In the year-earlier quarter the company posted profit per share of $2.06 on revenue of $244.08 million.

Boston Beer grew its margins to 54.1 percent from 51.8 percent in the year-ago quarter, which it credited to lower brewery processing costs. The company decreased its depletions by 3 percent and its administrative expenses by $2.4 million.

However, shipment volume was flat from the year-earlier quarter. Sales of Truly Spiked & Sparkling, hard sparkling water, and Twisted Tea, spiked iced tea, fueled sales, rather than the company's namesake product: beer.

On an earnings call, CEO Martin Roper said Angry Orchard and Sam Adams "stumbled out of the gates" in the first half of the year.

"We are not happy with where we are," Roper said. "And we are putting programming in for (the third and fourth quarters) to try and turn that around, and that represents a fair amount of uncertainty in our range."

Despite the strong quarter, analysts are wary about Boston Brewing's growth prospects.

Jefferies called the beat "surprising." It expressed worry about Truly Spiked sales driving growth and fear of a "boom, splat" scenario. Cowen shared similar concerns about potential seasonal interest in the product.

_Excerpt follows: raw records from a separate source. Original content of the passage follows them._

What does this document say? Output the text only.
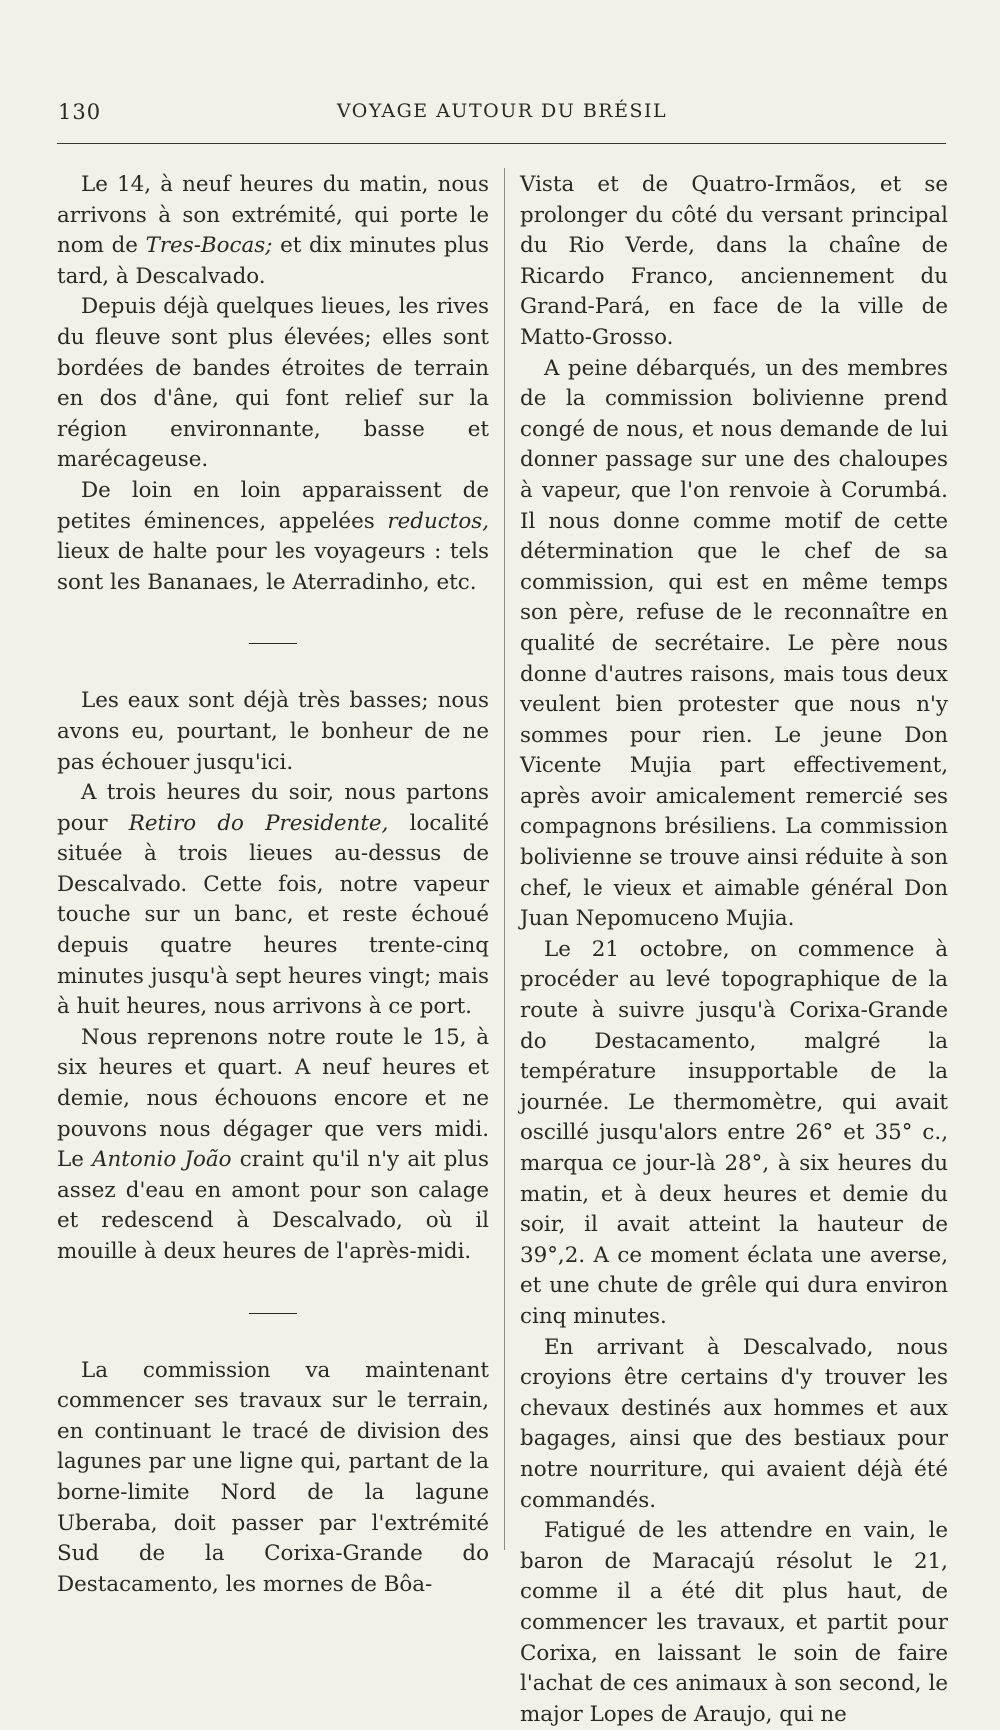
130	VOYAGE AUTOUR DU BRÉSIL

Le 14, à neuf heures du matin, nous arrivons à son extrémité, qui porte le nom de Tres-Bocas; et dix minutes plus tard, à Descalvado.

Depuis déjà quelques lieues, les rives du fleuve sont plus élevées; elles sont bordées de bandes étroites de terrain en dos d'âne, qui font relief sur la région environnante, basse et marécageuse.

De loin en loin apparaissent de petites éminences, appelées reductos, lieux de halte pour les voyageurs : tels sont les Bananaes, le Aterradinho, etc.

Les eaux sont déjà très basses; nous avons eu, pourtant, le bonheur de ne pas échouer jusqu'ici.

A trois heures du soir, nous partons pour Retiro do Presidente, localité située à trois lieues au-dessus de Descalvado. Cette fois, notre vapeur touche sur un banc, et reste échoué depuis quatre heures trente-cinq minutes jusqu'à sept heures vingt; mais à huit heures, nous arrivons à ce port.

Nous reprenons notre route le 15, à six heures et quart. A neuf heures et demie, nous échouons encore et ne pouvons nous dégager que vers midi. Le Antonio João craint qu'il n'y ait plus assez d'eau en amont pour son calage et redescend à Descalvado, où il mouille à deux heures de l'après-midi.

La commission va maintenant commencer ses travaux sur le terrain, en continuant le tracé de division des lagunes par une ligne qui, partant de la borne-limite Nord de la lagune Uberaba, doit passer par l'extrémité Sud de la Corixa-Grande do Destacamento, les mornes de Bôa-

Vista et de Quatro-Irmãos, et se prolonger du côté du versant principal du Rio Verde, dans la chaîne de Ricardo Franco, anciennement du Grand-Pará, en face de la ville de Matto-Grosso.

A peine débarqués, un des membres de la commission bolivienne prend congé de nous, et nous demande de lui donner passage sur une des chaloupes à vapeur, que l'on renvoie à Corumbá. Il nous donne comme motif de cette détermination que le chef de sa commission, qui est en même temps son père, refuse de le reconnaître en qualité de secrétaire. Le père nous donne d'autres raisons, mais tous deux veulent bien protester que nous n'y sommes pour rien. Le jeune Don Vicente Mujia part effectivement, après avoir amicalement remercié ses compagnons brésiliens. La commission bolivienne se trouve ainsi réduite à son chef, le vieux et aimable général Don Juan Nepomuceno Mujia.

Le 21 octobre, on commence à procéder au levé topographique de la route à suivre jusqu'à Corixa-Grande do Destacamento, malgré la température insupportable de la journée. Le thermomètre, qui avait oscillé jusqu'alors entre 26° et 35° c., marqua ce jour-là 28°, à six heures du matin, et à deux heures et demie du soir, il avait atteint la hauteur de 39°,2. A ce moment éclata une averse, et une chute de grêle qui dura environ cinq minutes.

En arrivant à Descalvado, nous croyions être certains d'y trouver les chevaux destinés aux hommes et aux bagages, ainsi que des bestiaux pour notre nourriture, qui avaient déjà été commandés.

Fatigué de les attendre en vain, le baron de Maracajú résolut le 21, comme il a été dit plus haut, de commencer les travaux, et partit pour Corixa, en laissant le soin de faire l'achat de ces animaux à son second, le major Lopes de Araujo, qui ne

"Though the team is hopeful that Truly and the hard seltzer category more broadly will show more staying power than hard soda (given its low-sugar, health and wellness positioning), we believe this business will likely be susceptible to the same seasonal trends in consumer behavior that we saw last year, where the 4th of July period in Nielsen was the strongest for Truly in absolute dollar terms," Cowen's Vivien Azer wrote.

Boston Beer founder James Koch tried to quell fears on an earnings call Thursday. He said retailers are starting to embrace hard sparkling waters and after facing disappointing hard soda sales.

"So we are starting to see chains actually put hard sparkling waters in general and Truly in particular into their stores, onto their floors, even though it's off-cycle, because it — as categories had a little more success than they anticipated," Koch said.

"And it's just proven itself that it's probably not going to be the same boom-splat phenomenon that they saw with some of the hard sodas. It seems to have a genuine reason for being rooted in health and wellness trends that are increasingly important to the chain retailers."